Town potters achieved better skill in preforming on the wheel. Walls of the vessels were gradually made thinner. Special furnaces for baking clay items were developed.
Medieval pottery was not particularly diverse. Those were mostly pots and bowls of small sizes. The quickly rotating potter’s wheel brought about linear and stripe ornaments. Potters branded their products, the fact testifying to their transition to small-scale pottery industry.
The end of the 9th century saw an important technical enhancement as the potter's wheel in the south of the Old Russian state. Its distribution promoted an independent pottery specialty separated from other labour.
The most ancient potter's wheel was fastened on a rough wooden bench with a special hole for an axis holding a large wooden circle. The potter rotated the wheel with the left hand and formed clay with the right hand.
The improvement of clay tableware quality and increase of potters’ labor efficiency was promoted by the appearance of potter's wheels rotated with feet.
Potters of various regions of the Old Russian state made tableware of a variety of forms.
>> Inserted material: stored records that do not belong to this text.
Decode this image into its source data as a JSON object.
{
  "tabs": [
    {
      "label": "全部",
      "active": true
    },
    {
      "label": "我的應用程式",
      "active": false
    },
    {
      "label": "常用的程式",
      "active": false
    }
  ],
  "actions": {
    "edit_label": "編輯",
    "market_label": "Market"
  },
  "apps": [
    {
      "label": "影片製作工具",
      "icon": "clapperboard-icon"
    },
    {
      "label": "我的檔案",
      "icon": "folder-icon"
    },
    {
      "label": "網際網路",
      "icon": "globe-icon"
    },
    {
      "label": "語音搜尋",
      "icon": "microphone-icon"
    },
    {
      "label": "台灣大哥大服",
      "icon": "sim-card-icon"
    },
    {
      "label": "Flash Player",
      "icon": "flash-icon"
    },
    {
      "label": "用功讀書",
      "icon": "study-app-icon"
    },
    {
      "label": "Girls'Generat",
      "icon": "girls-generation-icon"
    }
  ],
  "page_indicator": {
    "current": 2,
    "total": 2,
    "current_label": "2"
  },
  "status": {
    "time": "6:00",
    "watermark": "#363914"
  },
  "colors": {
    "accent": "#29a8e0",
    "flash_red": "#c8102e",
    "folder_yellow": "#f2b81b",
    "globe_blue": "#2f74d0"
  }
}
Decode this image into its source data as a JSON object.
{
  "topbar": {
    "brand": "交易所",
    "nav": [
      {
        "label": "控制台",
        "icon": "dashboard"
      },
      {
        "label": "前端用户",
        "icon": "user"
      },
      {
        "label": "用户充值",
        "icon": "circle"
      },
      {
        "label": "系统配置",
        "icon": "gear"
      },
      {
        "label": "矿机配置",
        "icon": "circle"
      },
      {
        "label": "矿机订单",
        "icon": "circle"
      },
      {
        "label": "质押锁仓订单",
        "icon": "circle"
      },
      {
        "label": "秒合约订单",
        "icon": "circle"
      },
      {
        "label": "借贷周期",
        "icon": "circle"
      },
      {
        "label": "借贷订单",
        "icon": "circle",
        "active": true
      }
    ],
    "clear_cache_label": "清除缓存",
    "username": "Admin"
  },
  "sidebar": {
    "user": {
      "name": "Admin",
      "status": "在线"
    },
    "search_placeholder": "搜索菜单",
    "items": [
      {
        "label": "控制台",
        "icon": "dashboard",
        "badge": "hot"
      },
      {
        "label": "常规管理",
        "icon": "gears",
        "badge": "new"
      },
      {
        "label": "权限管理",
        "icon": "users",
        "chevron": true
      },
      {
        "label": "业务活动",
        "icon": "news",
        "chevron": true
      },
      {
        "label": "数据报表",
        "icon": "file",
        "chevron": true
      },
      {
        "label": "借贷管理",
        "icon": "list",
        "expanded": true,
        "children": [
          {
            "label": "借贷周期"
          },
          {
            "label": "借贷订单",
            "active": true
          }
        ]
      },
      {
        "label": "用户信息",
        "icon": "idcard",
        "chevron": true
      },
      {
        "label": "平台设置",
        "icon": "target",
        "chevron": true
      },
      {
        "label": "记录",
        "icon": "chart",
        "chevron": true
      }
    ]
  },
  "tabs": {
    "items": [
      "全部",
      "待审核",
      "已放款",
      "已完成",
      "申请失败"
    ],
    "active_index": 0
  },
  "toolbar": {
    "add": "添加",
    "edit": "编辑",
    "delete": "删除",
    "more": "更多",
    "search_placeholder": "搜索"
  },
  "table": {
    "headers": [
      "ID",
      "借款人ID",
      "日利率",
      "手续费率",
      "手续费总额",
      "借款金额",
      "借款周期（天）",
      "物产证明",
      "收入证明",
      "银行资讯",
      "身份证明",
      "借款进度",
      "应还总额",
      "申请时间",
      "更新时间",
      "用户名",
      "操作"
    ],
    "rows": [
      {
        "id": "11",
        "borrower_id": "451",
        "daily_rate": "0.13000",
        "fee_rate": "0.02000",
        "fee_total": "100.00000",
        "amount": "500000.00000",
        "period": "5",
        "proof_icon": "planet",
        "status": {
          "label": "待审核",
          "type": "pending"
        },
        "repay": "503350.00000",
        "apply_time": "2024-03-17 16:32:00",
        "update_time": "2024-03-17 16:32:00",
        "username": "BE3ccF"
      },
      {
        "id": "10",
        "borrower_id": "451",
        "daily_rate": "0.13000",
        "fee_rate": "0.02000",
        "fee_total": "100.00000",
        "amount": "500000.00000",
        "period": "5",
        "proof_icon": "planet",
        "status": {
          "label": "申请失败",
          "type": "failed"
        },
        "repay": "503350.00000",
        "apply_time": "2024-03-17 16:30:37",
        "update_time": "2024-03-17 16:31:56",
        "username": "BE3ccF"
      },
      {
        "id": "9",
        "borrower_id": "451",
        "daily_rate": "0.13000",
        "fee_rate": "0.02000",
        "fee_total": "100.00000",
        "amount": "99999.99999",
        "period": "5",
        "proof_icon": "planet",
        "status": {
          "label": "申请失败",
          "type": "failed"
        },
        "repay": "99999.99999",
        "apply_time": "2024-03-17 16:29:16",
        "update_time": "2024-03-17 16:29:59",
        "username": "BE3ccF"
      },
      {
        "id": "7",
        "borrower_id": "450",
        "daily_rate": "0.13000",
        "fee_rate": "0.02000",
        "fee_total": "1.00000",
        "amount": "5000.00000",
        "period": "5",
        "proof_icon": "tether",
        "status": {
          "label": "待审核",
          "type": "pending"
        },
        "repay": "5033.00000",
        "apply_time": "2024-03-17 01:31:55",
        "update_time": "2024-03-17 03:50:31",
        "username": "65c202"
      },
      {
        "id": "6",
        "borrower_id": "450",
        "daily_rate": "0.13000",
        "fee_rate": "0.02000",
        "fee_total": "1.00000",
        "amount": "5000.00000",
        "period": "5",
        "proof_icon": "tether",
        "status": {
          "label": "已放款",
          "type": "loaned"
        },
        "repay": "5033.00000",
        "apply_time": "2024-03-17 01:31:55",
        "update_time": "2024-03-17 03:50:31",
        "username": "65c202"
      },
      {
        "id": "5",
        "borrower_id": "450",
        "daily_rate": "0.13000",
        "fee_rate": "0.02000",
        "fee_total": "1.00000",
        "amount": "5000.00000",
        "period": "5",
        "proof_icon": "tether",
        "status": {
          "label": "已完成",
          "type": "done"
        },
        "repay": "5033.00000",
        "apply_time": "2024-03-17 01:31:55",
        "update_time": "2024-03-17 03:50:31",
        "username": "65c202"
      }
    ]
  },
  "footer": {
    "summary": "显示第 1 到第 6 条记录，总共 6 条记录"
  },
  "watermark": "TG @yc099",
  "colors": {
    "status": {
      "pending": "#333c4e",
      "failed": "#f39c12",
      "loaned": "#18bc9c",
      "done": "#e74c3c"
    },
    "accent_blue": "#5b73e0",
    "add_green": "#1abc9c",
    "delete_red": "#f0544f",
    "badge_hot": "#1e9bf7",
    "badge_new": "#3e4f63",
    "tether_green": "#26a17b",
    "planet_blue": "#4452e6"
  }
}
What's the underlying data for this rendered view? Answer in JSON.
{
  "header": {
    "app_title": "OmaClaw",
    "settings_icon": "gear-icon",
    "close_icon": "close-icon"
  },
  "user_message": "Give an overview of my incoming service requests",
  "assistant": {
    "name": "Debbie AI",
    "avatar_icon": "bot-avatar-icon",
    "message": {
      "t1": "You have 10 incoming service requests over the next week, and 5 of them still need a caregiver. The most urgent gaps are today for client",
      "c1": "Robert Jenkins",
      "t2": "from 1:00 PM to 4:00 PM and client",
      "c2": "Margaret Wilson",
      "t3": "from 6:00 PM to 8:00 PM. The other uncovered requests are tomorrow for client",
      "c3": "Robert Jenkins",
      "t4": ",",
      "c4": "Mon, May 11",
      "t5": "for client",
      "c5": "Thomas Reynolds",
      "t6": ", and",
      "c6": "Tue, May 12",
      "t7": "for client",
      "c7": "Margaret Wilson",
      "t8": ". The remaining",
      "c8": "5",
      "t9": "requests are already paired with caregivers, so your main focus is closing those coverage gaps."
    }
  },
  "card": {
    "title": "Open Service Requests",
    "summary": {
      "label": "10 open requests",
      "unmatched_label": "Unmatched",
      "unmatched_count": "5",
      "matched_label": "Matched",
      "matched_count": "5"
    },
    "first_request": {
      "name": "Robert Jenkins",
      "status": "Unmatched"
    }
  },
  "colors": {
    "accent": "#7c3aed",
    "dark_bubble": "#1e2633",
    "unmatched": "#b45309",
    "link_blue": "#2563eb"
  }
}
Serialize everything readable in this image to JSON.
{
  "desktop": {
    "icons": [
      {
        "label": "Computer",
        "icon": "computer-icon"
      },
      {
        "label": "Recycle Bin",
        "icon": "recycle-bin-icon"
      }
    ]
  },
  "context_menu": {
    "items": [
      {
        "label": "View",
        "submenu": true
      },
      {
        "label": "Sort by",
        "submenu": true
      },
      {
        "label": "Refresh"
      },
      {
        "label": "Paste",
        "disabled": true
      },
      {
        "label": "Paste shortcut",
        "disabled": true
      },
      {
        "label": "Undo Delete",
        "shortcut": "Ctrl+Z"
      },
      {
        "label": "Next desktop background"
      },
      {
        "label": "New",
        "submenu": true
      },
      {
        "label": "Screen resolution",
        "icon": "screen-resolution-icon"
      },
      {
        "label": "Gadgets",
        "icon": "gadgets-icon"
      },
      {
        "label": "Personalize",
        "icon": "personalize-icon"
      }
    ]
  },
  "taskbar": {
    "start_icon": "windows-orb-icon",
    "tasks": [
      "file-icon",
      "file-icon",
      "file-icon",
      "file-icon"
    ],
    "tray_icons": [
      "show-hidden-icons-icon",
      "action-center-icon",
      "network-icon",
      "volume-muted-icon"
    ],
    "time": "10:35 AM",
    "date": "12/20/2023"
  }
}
At the bottom of their works Russian handicraftsmen put special brands in the form of triangles, crosses, squares, circles and other geometric figures. Symbols of keys and flowers were found in some pottery items.
In Old Russia the ready earthenware were baked in ancient furnaces consisting of two separate circles. Firewood was placed in the lower part, and the upper part was filled with clay vessels. The furnace was heated up to 1200 Celsius degrees.
The skills and mastery of Old Russian potters developed throughout centuries and therefore reached its highest level.
Rural ceramics of the 19th – 20th centuries preserved typical characteristic features of the 14th – 15th century pottery. Earthenware falls into territorial groups depending on the composition of clay dough and shape of the items.
The most typical are pots with a short neck and maximum extension in the upper part of the trunk. They are made of made of clay with sand admixture and very well baked. They are widespread in the areas adjoining the Central Volga River.
Open cup-shaped earthenware prevails in the Kirov, Vologda and Arkhangelsk Regions.